Viele Blicke gingen während der Hochwasserlage nach Schlüsselburg und Hävern auf den Zustand der Deiche, die die Ortschaften schützen. Aus Hävern gab es dazu in der Zeit keine besonderen Meldungen. In Schlüsselburg, wo die jüngsten Untersuchungen gezeigt haben, dass beim Deich Sanierungsbedarf besteht, wurden zweimal täglich Kontrollen der Anlage durchgeführt. Am 30. Dezember hatte die Feuerwehr mit Unterstützung aus der Ortschaft sicherheitshalber auch noch rund 2.500 Sandsäcke befüllt, um für eine eventuelle Durchweichung des Deiches angesichts weiterer angekündigter Regenfälle gerüstet zu sein. Dabei wurden in 1,5 Stunden 25 Tonnen Sand bewegt. Da der Wasserstand in den folgenden Tagen keinen kritischen Wert mehr erreichte, kamen die Sandsäcke nicht zum Einsatz. Was in Schlüsselburg besonders gut beobachtet werden konnte, war die Entwicklung flacher Seen auf der Innenseite des Deiches durch Wasser, das unter dem Deich durchsickert und dann hinter ihm aufsteigt und zu Tage tritt. Dieses Phänomen — meist als Qualmwasser bezeichnet – hat seine Ursache in dem durchlässigen Untergrund aus Kies, Sand und Schluff unterhalb des Deiches. Zum Verständnis: Stellen Sie sich einfach ein mit Sand gefülltes U-Rohr vor, in das auf einer Seite Wasser eingefüllt wird. Nach einiger Zeit – je nach Durchlässigkeit des Sandes – hat sich der Wasserstand auf beiden Seiten des Rohres angeglichen. Übrigens: Aufsteigendes Grundwasser, das von unten in Häuser eindringt, ist nicht versicherbar, im Unterschied zu Wasser, das „von oben“ ins Haus hineinläuft – hier ist jedoch eine spezielle Extremwetterschutz-Police erforderlich.

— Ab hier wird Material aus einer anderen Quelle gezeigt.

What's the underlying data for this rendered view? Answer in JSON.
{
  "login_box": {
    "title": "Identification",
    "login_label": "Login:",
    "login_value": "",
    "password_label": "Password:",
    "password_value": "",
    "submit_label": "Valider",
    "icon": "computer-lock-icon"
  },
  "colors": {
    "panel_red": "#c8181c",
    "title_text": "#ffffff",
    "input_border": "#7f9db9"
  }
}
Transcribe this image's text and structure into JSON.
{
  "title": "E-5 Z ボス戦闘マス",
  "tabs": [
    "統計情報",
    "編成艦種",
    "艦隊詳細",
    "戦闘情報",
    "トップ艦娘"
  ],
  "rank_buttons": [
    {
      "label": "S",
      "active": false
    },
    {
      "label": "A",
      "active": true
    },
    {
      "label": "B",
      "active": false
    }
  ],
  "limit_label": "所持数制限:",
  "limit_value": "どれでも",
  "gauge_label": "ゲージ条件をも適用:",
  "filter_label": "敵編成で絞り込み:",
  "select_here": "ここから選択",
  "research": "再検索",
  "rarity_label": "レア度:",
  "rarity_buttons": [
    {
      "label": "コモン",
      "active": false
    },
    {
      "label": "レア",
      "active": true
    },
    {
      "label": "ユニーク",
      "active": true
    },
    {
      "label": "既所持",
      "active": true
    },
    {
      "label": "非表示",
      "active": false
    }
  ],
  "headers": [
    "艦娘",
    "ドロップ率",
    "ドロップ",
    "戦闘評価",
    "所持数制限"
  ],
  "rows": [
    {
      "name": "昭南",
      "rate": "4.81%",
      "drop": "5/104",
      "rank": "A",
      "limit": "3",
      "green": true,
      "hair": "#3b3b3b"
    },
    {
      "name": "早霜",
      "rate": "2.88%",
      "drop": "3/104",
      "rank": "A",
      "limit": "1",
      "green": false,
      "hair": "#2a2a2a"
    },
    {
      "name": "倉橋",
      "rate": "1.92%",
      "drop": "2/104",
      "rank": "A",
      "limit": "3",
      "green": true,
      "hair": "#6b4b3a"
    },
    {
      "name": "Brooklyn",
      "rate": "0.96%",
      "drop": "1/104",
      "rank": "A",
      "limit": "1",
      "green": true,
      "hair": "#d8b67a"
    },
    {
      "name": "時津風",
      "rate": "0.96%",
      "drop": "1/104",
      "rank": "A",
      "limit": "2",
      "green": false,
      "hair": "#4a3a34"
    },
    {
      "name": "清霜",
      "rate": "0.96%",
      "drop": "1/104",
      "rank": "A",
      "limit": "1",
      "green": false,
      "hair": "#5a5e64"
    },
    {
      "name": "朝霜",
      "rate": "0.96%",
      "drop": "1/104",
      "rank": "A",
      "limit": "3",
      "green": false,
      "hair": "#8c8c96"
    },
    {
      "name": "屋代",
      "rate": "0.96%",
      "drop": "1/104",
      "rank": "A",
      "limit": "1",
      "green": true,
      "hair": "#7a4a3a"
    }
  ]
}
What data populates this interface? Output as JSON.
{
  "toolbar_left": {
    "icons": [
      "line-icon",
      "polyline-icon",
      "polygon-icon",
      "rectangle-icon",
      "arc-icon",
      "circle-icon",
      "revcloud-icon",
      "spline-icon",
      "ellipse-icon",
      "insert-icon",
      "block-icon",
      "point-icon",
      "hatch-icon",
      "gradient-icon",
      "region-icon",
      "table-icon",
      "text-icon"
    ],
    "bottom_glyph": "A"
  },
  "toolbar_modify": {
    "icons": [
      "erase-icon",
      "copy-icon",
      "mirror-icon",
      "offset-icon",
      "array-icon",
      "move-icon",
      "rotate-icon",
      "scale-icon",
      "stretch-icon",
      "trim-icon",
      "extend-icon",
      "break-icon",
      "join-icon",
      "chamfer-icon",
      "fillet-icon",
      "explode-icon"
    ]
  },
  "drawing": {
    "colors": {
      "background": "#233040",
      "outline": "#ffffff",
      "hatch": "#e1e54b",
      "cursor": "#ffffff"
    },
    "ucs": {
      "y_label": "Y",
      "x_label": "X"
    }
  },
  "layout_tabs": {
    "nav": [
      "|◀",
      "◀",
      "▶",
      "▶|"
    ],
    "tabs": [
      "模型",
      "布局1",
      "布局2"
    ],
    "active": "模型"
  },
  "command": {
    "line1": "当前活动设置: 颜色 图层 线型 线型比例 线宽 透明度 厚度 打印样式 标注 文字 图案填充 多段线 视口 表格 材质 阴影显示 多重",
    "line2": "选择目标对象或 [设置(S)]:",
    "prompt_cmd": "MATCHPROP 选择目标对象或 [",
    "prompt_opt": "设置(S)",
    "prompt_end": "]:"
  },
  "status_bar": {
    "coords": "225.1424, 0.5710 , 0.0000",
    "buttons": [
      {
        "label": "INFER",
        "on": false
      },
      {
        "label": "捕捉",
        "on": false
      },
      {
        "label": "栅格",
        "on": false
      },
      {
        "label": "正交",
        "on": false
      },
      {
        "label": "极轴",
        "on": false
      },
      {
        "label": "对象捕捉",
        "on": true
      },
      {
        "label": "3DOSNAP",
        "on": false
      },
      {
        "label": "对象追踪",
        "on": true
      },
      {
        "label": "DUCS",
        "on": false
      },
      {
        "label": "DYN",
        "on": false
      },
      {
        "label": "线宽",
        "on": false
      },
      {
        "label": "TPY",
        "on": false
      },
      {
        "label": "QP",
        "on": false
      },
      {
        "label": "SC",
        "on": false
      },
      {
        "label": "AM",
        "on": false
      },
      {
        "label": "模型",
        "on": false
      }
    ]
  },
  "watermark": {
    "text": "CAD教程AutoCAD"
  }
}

Schlüsselburg am 26. Dezember: Der Deich hält das Wasser zurück. Foto: Dietmar Meier
Schlüsselburg am 31. Dezember: Die Seen hinter dem Deich entstanden durch Qualmwasser. Foto: Dietmar Meier

 

Eisiges Vergnügen

Als es mit dem Wasserstand der Weser in der zweiten Januarwoche endlich bergab ging, löste sich die zwischen Weihnachten und Neujahr geschlossene Wasserfläche langsam auf. Doch überall dort, wo auf den Feldern und Wiesen in der Weseraue muldenförmige Senken ohne Anbindung an Bäche oder Gräben bestehen, blieb eine Menge Wasser stehen, so dass sich eine Landschaft mit zahlreichen kleineren oder größeren Seen bildete. Und dann setzte für einige Tage Frost ein und die verbliebenen Wasserflächen erhielten einen Überzug aus Eis. Tragfähig war das Eis allerdings nur dort, wo das Wasser nur einige Zentimeter tief und komplett durchgefroren war. Angesichts wieder ansteigender Temperaturen dauerte der Spaß mit dem Eis nur zwei bis drei Tage. Aber wenigsten sorgten Sonne und blauer Himmel an diesen Tagen für malerische Bilder und Lichtblicke im tristen Grau der vorausgegangenen Wochen. Bis das gesamte Wasser versickert ist und die Landwirte die Flächen wieder befahren können, dürfte es noch dauern – vorausgesetzt, in nächster Zeit kommen nicht noch weitere Regenmengen dazu. Vorteil auf der anderen Seite: Die in den vergangenen Jahren deutlich zurückgegangenen Grundwasservorräte sind wieder kräftig aufgefüllt worden.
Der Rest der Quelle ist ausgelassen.